Return on Investment:
The training studies’ outcomes exemplify the practical utility of CEBES, whose foundation is CTA, for designing instruction that develops significant human skills. However, because cognitive task analyses are reputed to require what some consider exorbitant time and resources (Schraagen, et al, 2000), a key question is, ‘Is the CEBES approach cost-effective?’ For the PSS-14 effort (for which cost information was available), the total cost of analyzing and modeling its expert’s skill, developing the training, and testing it was 0.3% of the roughly $38M already invested in the prototype system’s hardware/software development.

Disciplinary Evaluations:
Cooke & Durso (2008) described the impact of these efforts as a leading “cognitive engineering success story.” Crandall, Klein, & Hoffman (2006) called the outcomes “a forceful demonstration of how CTA can produce effective training.” Advocating the utility and value of cognitive engineering based on expert skills—using CTA to understand how expert knowledge and strategies produce outstanding performance—Klein (2016) cited the contributions of the projects outlined here, stating “That’s what experts can buy you.”


Cooke, N. J. & Durso, F. (2008). Stories of Modern Technology Failures and Cognitive
Engineering Successes. Taylor and Francis.

Crandall, B., Klein, G. and Hoffman, R. R. (2006). Working Minds: A practitioner’s guide to
cognitive task analysis. Cambridge: MIT Press.

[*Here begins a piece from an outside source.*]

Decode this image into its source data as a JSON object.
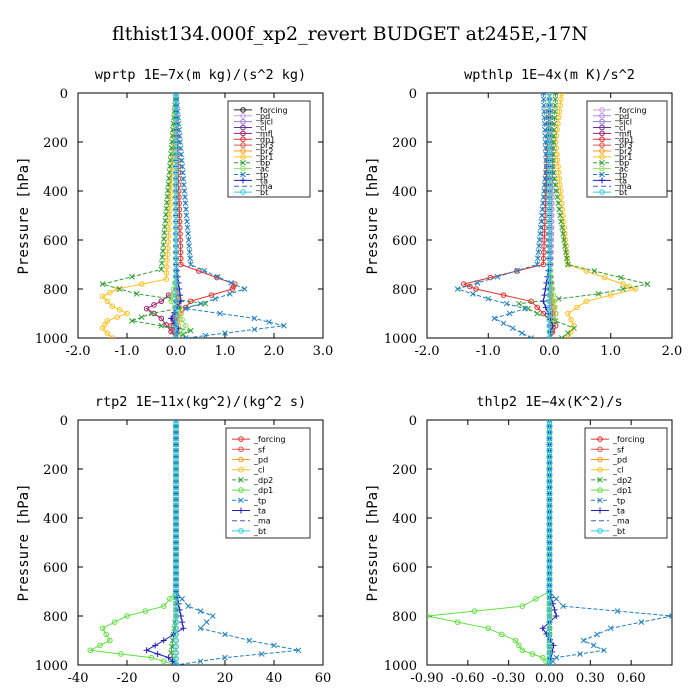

Klein, G. (2016), September 10) From chimps to champs; What’s behind the effort to discredit
experts? Psychology Today. othersdont/201609/chimps-champs

Schraagen, J.M., Chipman, S., & Shalin, V. L. (2000). Introduction to cognitive task analysis. In
S. Chipman, J. M. Schraagen, and V. L. Shalin (Eds.), Cognitive task analysis (pp. 3-23).
Mahwah, NJ: Erlbaum.

Staszewski, J. (2007). Spatial thinking and the design of landmine detection training. In G. A.
Allen, (Ed.), Applied spatial cognition: From research to cognitive technology (pp. 231-265).
Mahwah, NJ: Erlbaum Associates.

Staszewski, J. (2008). Cognitive engineering based on expert skill: Notes on success and
surprises. In Naturalistic decision making and macrocognition. In J.M. Schraagen, R. Hoffman
(Eds.) (pp. 318-48). London, UK: Ashgate Publications.